Fino al 2017 tra le coppie c’era un’ottima intesa, tanto che le odierne persone offese avevano chiesto agli odierni imputati di prendersi cura dei loro cani per un lungo periodo, necessario ad avviare un bed and breakfast in Sardegna. Richiesta accettata, ma quando l’avventura imprenditoriale finisce e la coppia annuncia di voler partire per la Toscana, per riprovare a fare affari con una gelateria, i vicini non se la sentono di rinnovare la disponibilità a curare animali domestici e abitazione. Perlomeno non gratuitamente.

«Secondo me a quel punto si sono offesi», ha raccontato l’imputata, difesa dall’avvocato Simona Ronchi, in tribunale a Varese, davanti al giudice. A quel punto – è il 2018 – la coppia dei viaggi da nord a sud comincia a guardare i due vicini in modo diverso: «Ci hanno accusato di avergli rovinato un albero – ha aggiunto ancora l’imputata in udienza – ma in realtà avevamo potato i rami, d’accordo con loro».

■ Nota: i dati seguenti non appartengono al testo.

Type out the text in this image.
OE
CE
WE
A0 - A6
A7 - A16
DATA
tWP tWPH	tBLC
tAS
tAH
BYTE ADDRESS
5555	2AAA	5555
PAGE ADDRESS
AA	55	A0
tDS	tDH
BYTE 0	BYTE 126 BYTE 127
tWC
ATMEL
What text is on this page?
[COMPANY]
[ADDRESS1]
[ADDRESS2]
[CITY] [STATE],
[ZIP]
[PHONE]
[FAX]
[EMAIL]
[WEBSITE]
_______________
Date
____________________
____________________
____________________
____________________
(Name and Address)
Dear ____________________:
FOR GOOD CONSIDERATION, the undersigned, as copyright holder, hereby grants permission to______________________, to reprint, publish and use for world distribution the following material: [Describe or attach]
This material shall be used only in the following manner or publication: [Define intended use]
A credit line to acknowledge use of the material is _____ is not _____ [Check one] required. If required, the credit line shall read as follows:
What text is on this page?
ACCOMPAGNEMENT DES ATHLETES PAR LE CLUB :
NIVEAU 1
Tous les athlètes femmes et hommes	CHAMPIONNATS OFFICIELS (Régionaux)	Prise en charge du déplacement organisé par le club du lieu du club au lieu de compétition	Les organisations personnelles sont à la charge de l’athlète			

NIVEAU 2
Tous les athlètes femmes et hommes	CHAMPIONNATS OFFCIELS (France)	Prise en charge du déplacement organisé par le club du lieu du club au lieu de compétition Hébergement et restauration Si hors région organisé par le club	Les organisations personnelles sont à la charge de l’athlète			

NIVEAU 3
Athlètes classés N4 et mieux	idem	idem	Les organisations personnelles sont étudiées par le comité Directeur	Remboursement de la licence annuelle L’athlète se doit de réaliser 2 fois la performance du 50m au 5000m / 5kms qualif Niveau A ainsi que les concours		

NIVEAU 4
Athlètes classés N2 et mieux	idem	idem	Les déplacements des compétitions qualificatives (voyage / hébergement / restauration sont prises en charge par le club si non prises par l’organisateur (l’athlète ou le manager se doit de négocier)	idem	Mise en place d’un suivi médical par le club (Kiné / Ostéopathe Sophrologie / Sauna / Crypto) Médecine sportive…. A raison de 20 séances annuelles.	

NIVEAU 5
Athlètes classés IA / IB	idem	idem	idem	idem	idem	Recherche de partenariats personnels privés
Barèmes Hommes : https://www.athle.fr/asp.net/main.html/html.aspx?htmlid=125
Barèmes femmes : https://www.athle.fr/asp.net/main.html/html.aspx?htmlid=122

Lo strappo definitivo arriva quando i cani delle due famiglie si azzannano in giardino, e l’episodio diventa il pretesto per ripetuti scambi di insulti, in cortile e dalle finestre. Lo “scontro” prosegue anche sui social, dove l’uomo ora a processo dà dei falliti ai vicini. «Loro volevano metterlo nei guai, fargli perdere il lavoro», lo ha difeso in aula la consorte.

Oggi i problemi sono stati superati dagli eventi: le persone offese – che hanno rinunciato alla costituzione di parte civile nel procedimento – hanno venduto la loro abitazione. Le due famiglie si sono riviste soltanto in tribunale.